West Philadelphia High School, 4901 Chestnut StreetRoxborough High School, 6498 Ridge AvenueSamuel Fels High School, 5500 Langdon Street
Montgomery County:Pottstown High School, 750 North Washington St., Pottstown 19464 Cheltenham High School, 500 Rices Mill Road, Wyncote 19095. This shelter will have a veterinarian on the premises. Norristown High School, 1900 Eagle Dr., Norristown 19403
Chester County:Avon Grove High School, 257 E. State Road, West Grove 19390 Lionville Middle School, 550 W. Uwchlan, Avenue Exton 19341
Delaware County:Showalter Science and Discovery School, 1100 West 10th St., Chester 19013Ridley Middle School, 400 Free Street, Ridley, 19078
Palisades High School Pennsbury East High School Council Rock North High School
And you thought they didn’t have a heart … the Philadelphia Parking Authority has announced that parking at its metered and kiosk spaces will be free until Wednesday.
Worry in Delaware
In Delaware, water was starting to cover some low lying roads south of Wilmington as of midday Tuesday, with more intense impacts for New Castle County in the coming hours. A city evacuation order was fully in effect from the state of the storm. Residents appeared to heeding the warning.

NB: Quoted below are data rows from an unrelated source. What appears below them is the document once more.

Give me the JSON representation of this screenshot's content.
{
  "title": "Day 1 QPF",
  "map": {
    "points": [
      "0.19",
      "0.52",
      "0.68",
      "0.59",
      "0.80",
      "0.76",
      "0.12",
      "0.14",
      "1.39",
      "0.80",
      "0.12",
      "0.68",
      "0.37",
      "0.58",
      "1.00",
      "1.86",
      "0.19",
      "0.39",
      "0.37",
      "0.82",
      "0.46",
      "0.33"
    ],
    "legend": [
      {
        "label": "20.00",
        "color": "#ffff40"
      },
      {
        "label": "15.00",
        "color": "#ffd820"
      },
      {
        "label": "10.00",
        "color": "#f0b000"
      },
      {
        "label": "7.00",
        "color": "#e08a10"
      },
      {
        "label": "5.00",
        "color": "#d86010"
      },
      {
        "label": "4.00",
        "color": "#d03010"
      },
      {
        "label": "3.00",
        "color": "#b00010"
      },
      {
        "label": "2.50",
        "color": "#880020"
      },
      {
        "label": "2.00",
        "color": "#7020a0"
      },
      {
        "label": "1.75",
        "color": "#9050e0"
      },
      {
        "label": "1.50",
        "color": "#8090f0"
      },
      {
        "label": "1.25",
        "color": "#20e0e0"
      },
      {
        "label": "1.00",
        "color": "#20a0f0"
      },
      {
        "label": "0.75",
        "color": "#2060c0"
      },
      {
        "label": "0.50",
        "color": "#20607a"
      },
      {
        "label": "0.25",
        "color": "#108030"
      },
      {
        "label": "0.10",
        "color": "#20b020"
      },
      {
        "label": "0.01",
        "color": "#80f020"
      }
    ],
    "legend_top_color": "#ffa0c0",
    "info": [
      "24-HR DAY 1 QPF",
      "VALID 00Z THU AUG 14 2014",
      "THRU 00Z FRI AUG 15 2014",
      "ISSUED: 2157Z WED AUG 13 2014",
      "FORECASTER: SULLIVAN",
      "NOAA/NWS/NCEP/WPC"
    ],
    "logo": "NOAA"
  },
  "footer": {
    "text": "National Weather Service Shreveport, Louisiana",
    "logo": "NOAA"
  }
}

Police closed New Castle Avenue at Terminal Avenue this afternoon in a scene that will likely be repeated throughout the Route 9 corridor in the near future. Water covered several roads south in and around Old New Castle as well.
A WHYY news crew just missed getting hit by downed power lines by a few minutes along West 3rd Street in New Castle. More than 800 Delmarva Power customers were in the dark as of 1:30 Monday afternoon. That number is expected to soar as the wind speed continues to increase.
Delaware City had its pumps in place trying to put water back in the Delaware River as fast it as it appeared on town streets. The Delaware City post office on Clinton Street was piled high with sandbags created before the storm roared into the state.
Gov. Markell said there are thousand of emergency personnel in place. The Delaware National Guard is on standby and the seven shelters have taken in about 500 people overnight.
Delmarva Power and Light reports about 7,400 of its customers are without power.
Hundreds of events slated for this week have been postponed or cancelled.
Here are a couple of postponements for events co-sponsored by WHYY:
The Philadelphia Speaker Series talk by author Jeanette Walls slated for Monday evening at the Kimmel Center has been postponed to 8 p.m., Monday, Nov. 5.
A debate for Delaware’s U.S. Senate candidates scheduled for Tuesday at Widener University Law School has been postponed, and may not happen. The law school has announced it will be closed Monday and Tuesday. WHYY was to have been a co-sponsor of the debate and to broadcast it on television on a delayed basis.
Another WHYY event, a Tuesday evening member event with State Impact Pennsylvania reporters Susan Phillips and Scott Detrow has been postponed.
The Philadephia Hospitality Inc.’s Vision for Philadelphia Awards dinner, slated for tonight, has been cancelled.